Another benefit of this programme is that a young entrant who does not yet qualify to apply for the CFP® professional designation due to not meeting the experience requirement (three years) can overcome this by formally completing the mentorship process. This is attained through structured feedback to the FPI at regular intervals and submitting a portfolio of evidence to be assessed by the FPI (at a fixed cost) on completion of the programme. Should this assessment show that the candidate is competent in the tasks assigned in the programme, he or she will be deemed to have attained the experience needed to become a CFP® professional.

What is expected from a mentor?

The process takes time and commitment from both the mentor and mentee. The words “deliberate mentorship” come to mind. A plan must be put in place, goals need to be set and progress has to be tracked.
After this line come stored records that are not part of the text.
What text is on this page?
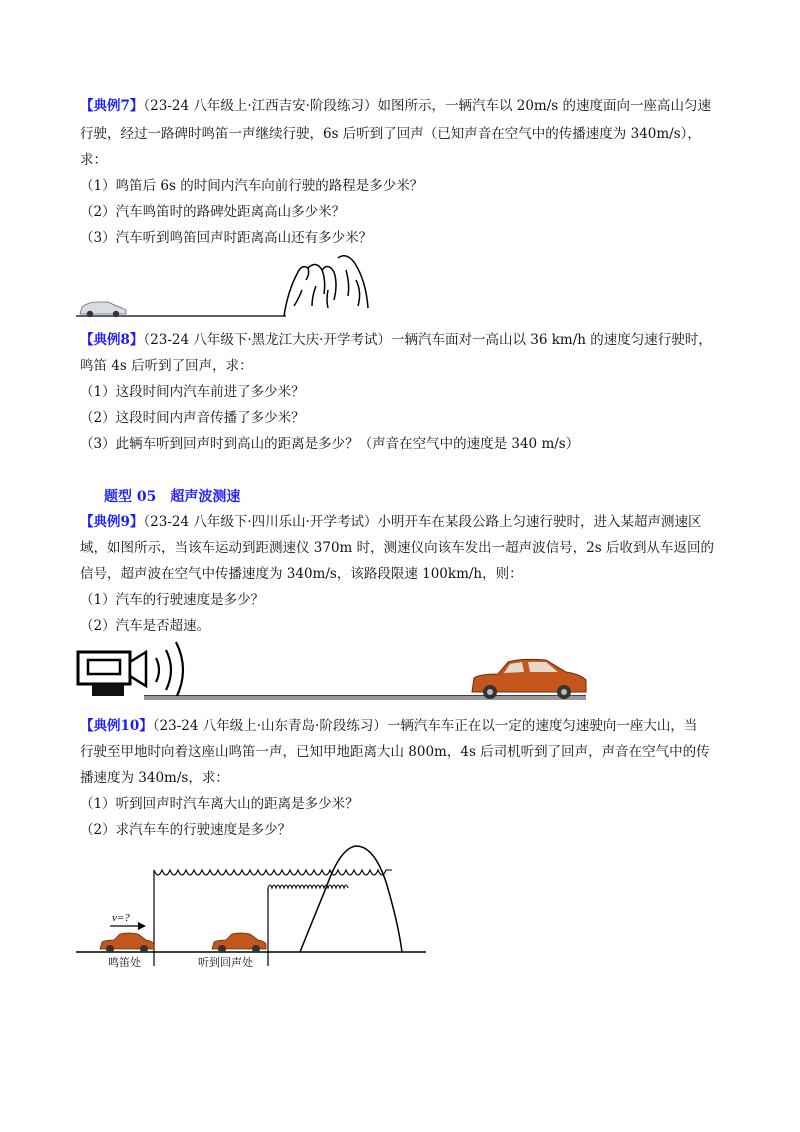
【典例7】（23-24 八年级上·江西吉安·阶段练习）如图所示，一辆汽车以 20m/s 的速度面向一座高山匀速
行驶，经过一路碑时鸣笛一声继续行驶，6s 后听到了回声（已知声音在空气中的传播速度为 340m/s），
求：
（1）鸣笛后 6s 的时间内汽车向前行驶的路程是多少米？
（2）汽车鸣笛时的路碑处距离高山多少米？
（3）汽车听到鸣笛回声时距离高山还有多少米？
【典例8】（23-24 八年级下·黑龙江大庆·开学考试）一辆汽车面对一高山以 36 km/h 的速度匀速行驶时，
鸣笛 4s 后听到了回声，求：
（1）这段时间内汽车前进了多少米？
（2）这段时间内声音传播了多少米？
（3）此辆车听到回声时到高山的距离是多少？（声音在空气中的速度是 340 m/s）
题型 05 超声波测速
【典例9】（23-24 八年级下·四川乐山·开学考试）小明开车在某段公路上匀速行驶时，进入某超声测速区
域，如图所示，当该车运动到距测速仪 370m 时，测速仪向该车发出一超声波信号，2s 后收到从车返回的
信号，超声波在空气中传播速度为 340m/s，该路段限速 100km/h，则：
（1）汽车的行驶速度是多少？
（2）汽车是否超速。
【典例10】（23-24 八年级上·山东青岛·阶段练习）一辆汽车车正在以一定的速度匀速驶向一座大山，当
行驶至甲地时向着这座山鸣笛一声，已知甲地距离大山 800m，4s 后司机听到了回声，声音在空气中的传
播速度为 340m/s，求：
（1）听到回声时汽车离大山的距离是多少米？
（2）求汽车车的行驶速度是多少？
v=?
鸣笛处	听到回声处
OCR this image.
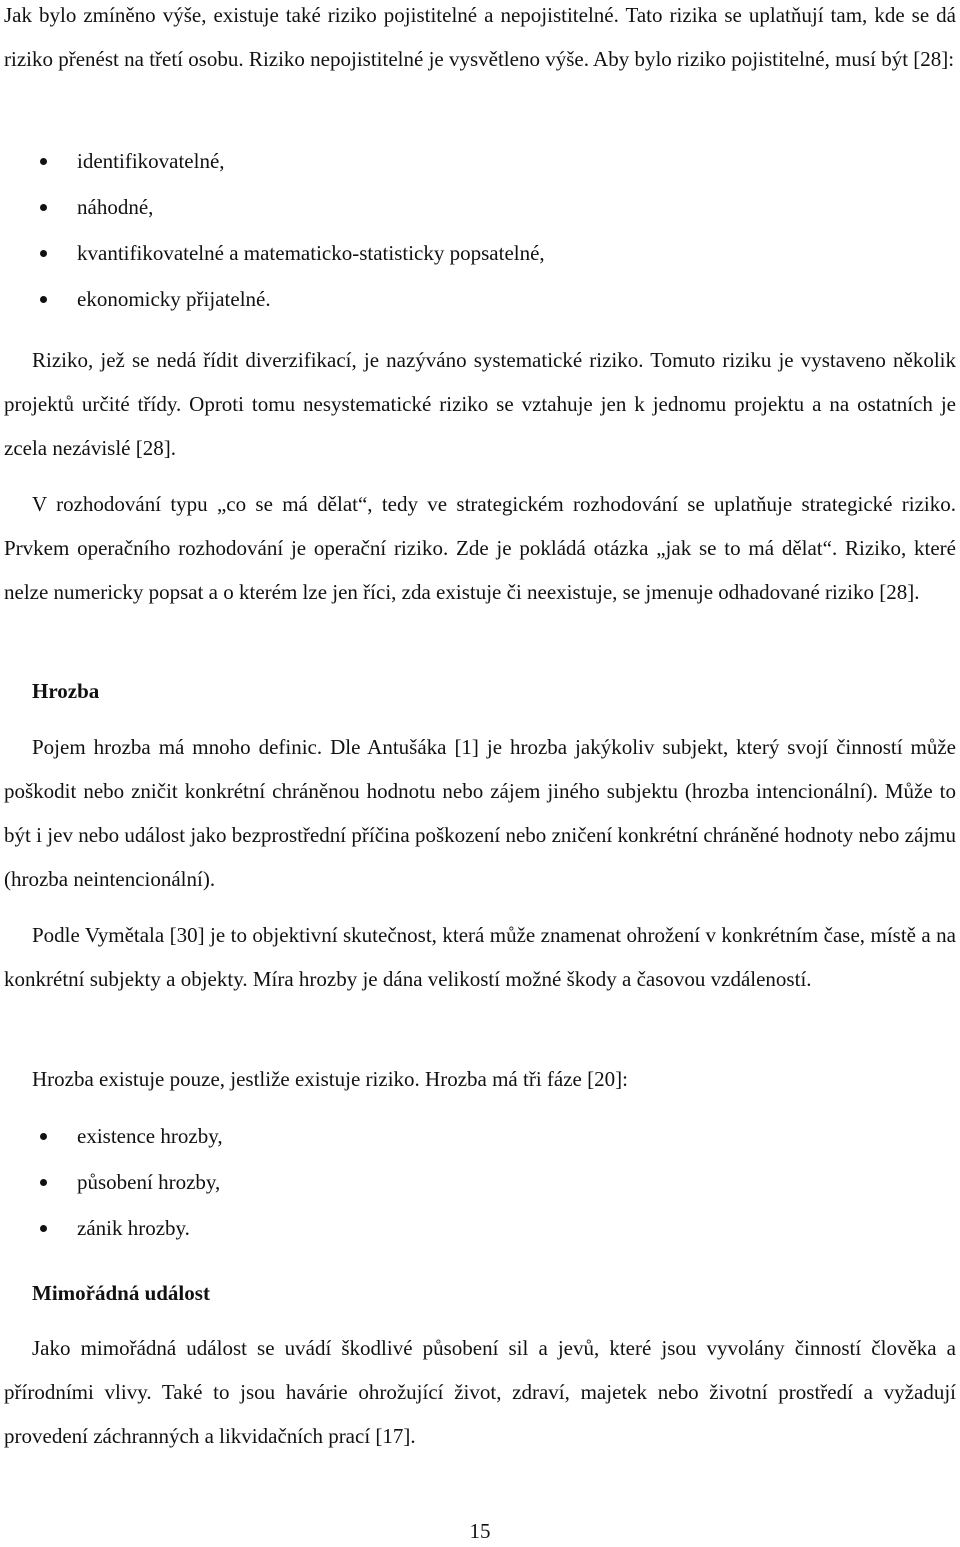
Jak bylo zmíněno výše, existuje také riziko pojistitelné a nepojistitelné. Tato rizika se uplatňují tam, kde se dá riziko přenést na třetí osobu. Riziko nepojistitelné je vysvětleno výše. Aby bylo riziko pojistitelné, musí být [28]:

identifikovatelné,
náhodné,
kvantifikovatelné a matematicko-statisticky popsatelné,
ekonomicky přijatelné.

Riziko, jež se nedá řídit diverzifikací, je nazýváno systematické riziko. Tomuto riziku je vystaveno několik projektů určité třídy. Oproti tomu nesystematické riziko se vztahuje jen k jednomu projektu a na ostatních je zcela nezávislé [28].

V rozhodování typu „co se má dělat“, tedy ve strategickém rozhodování se uplatňuje strategické riziko. Prvkem operačního rozhodování je operační riziko. Zde je pokládá otázka „jak se to má dělat“. Riziko, které nelze numericky popsat a o kterém lze jen říci, zda existuje či neexistuje, se jmenuje odhadované riziko [28].

Hrozba

Pojem hrozba má mnoho definic. Dle Antušáka [1] je hrozba jakýkoliv subjekt, který svojí činností může poškodit nebo zničit konkrétní chráněnou hodnotu nebo zájem jiného subjektu (hrozba intencionální). Může to být i jev nebo událost jako bezprostřední příčina poškození nebo zničení konkrétní chráněné hodnoty nebo zájmu (hrozba neintencionální).

Podle Vymětala [30] je to objektivní skutečnost, která může znamenat ohrožení v konkrétním čase, místě a na konkrétní subjekty a objekty. Míra hrozby je dána velikostí možné škody a časovou vzdáleností.

Hrozba existuje pouze, jestliže existuje riziko. Hrozba má tři fáze [20]:

existence hrozby,
působení hrozby,
zánik hrozby.
Mimořádná událost

Jako mimořádná událost se uvádí škodlivé působení sil a jevů, které jsou vyvolány činností člověka a přírodními vlivy. Také to jsou havárie ohrožující život, zdraví, majetek nebo životní prostředí a vyžadují provedení záchranných a likvidačních prací [17].

15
In your practice, the mentorship can form part of the office structure. Leverage the knowledge your assistants, practice manager or other financial planners have. Harness the time of your product provider consultants and specialist consultants. Use Continuous Professional Development (CPD) opportunities to instill learning. Spend time with your mentee to teach them the soft skills that you have learnt over the years.

Why do I do this?

There are very few things more rewarding than seeing someone grow and knowing that you had a part in it. Not only will you be transferring the knowledge, skills and abilities you have acquired, but you will also strengthen your own skills and maybe learn some new ones through the process. Should you mentor a new entrant into your practice, you will obtain a valuable resource to help your own business grow and have more efficient and productive employees. The mentees can also continue the mentorship process, which will exponentially increase the benefit to the industry and to the clients we serve.

I want to encourage everyone to start today to make this industry better by practicing deliberate mentorship. Ask yourself what you can share, put a plan together and set the time aside to make sure it happens. By doing this, we will consciously and intentionally grow the financial planning industry.